In April 2010, officers responded to a disturbing-the-peace call. Officers arrived on the scene of a party and decided to break it up. One oft he officers approached Ivan, who was lying on a couch, apparently passed out. The officer tried several times to awaken Ivan, including using a "sternum rub," which is a strike to the chest that causes a person to awaken and reflexively jerk their limbs. Ivan woke up, struck the officer on the leg, and lay back down. The officer then attempted to handcuff Ivan, despite the fact that Ivan was clearly intoxicated and unable to respond to the officer's commands. As Ivan pulled away from the officer while still prone on the coach, the officer fired his Taser at Ivan and then used it in drive-stun mode three times before he finally arrested the man. 

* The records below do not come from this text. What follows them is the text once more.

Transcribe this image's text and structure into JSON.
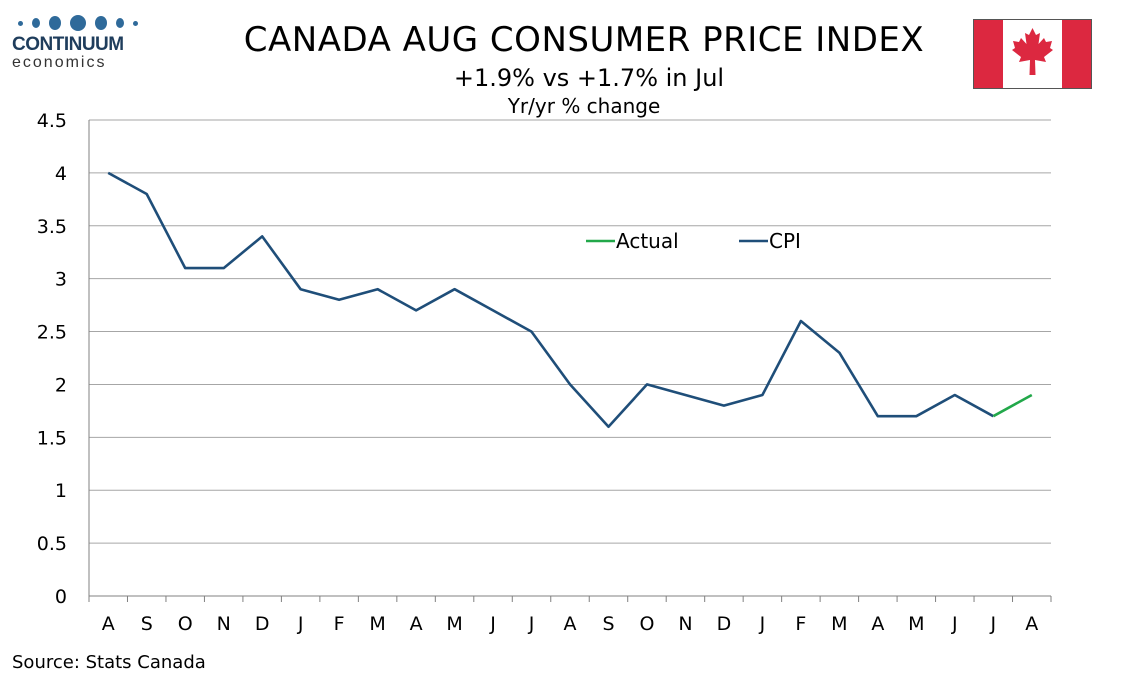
{
  "logo": {
    "name": "CONTINUUM",
    "sub": "economics"
  },
  "header": {
    "title": "CANADA AUG CONSUMER PRICE INDEX",
    "subtitle": "+1.9% vs +1.7% in Jul",
    "note": "Yr/yr % change"
  },
  "source": "Source: Stats Canada",
  "colors": {
    "cpi": "#1f4e79",
    "actual": "#22a84a",
    "grid": "#a6a6a6",
    "flag_red": "#dc2840"
  },
  "chart_data": {
    "type": "line",
    "categories": [
      "A",
      "S",
      "O",
      "N",
      "D",
      "J",
      "F",
      "M",
      "A",
      "M",
      "J",
      "J",
      "A",
      "S",
      "O",
      "N",
      "D",
      "J",
      "F",
      "M",
      "A",
      "M",
      "J",
      "J",
      "A"
    ],
    "ylim": [
      0,
      4.5
    ],
    "yticks": [
      "0",
      "0.5",
      "1",
      "1.5",
      "2",
      "2.5",
      "3",
      "3.5",
      "4",
      "4.5"
    ],
    "ytick_values": [
      0,
      0.5,
      1,
      1.5,
      2,
      2.5,
      3,
      3.5,
      4,
      4.5
    ],
    "grid": true,
    "legend_position": "top-center",
    "series": [
      {
        "name": "CPI",
        "color": "#1f4e79",
        "values": [
          4.0,
          3.8,
          3.1,
          3.1,
          3.4,
          2.9,
          2.8,
          2.9,
          2.7,
          2.9,
          2.7,
          2.5,
          2.0,
          1.6,
          2.0,
          1.9,
          1.8,
          1.9,
          2.6,
          2.3,
          1.7,
          1.7,
          1.9,
          1.7,
          null
        ]
      },
      {
        "name": "Actual",
        "color": "#22a84a",
        "values": [
          null,
          null,
          null,
          null,
          null,
          null,
          null,
          null,
          null,
          null,
          null,
          null,
          null,
          null,
          null,
          null,
          null,
          null,
          null,
          null,
          null,
          null,
          null,
          1.7,
          1.9
        ]
      }
    ],
    "legend": [
      {
        "name": "Actual",
        "color": "#22a84a"
      },
      {
        "name": "CPI",
        "color": "#1f4e79"
      }
    ]
  }
}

There is a lot more madness in the report. And it is important reading, for it illustrates how thoroughly police officers can be corrupted by the power given them, absent proper oversight, sound policies, and a reformist departmental culture. The men in Albuquerque are no more malign by nature than folks in other cities. Yet they engaged in all sorts of indefensible, and I'd argue criminal, behavior. This is, in part, a failure of imagination. Elected officials in the city didn't anticipate how bad things could get when they failed to oversee the men with guns.


In a recent item, I gave a New Yorker writer a hard time for a parody he wrote about a libertarian police department. I found the portrayal inaccurate, even accounting for satirical license. Incredibly, even if we accepted that his wacky vision of libertarian policing was totally accurate, it would still be preferable to the APD!

Conor Friedersdorf is a staff writer at The Atlantic.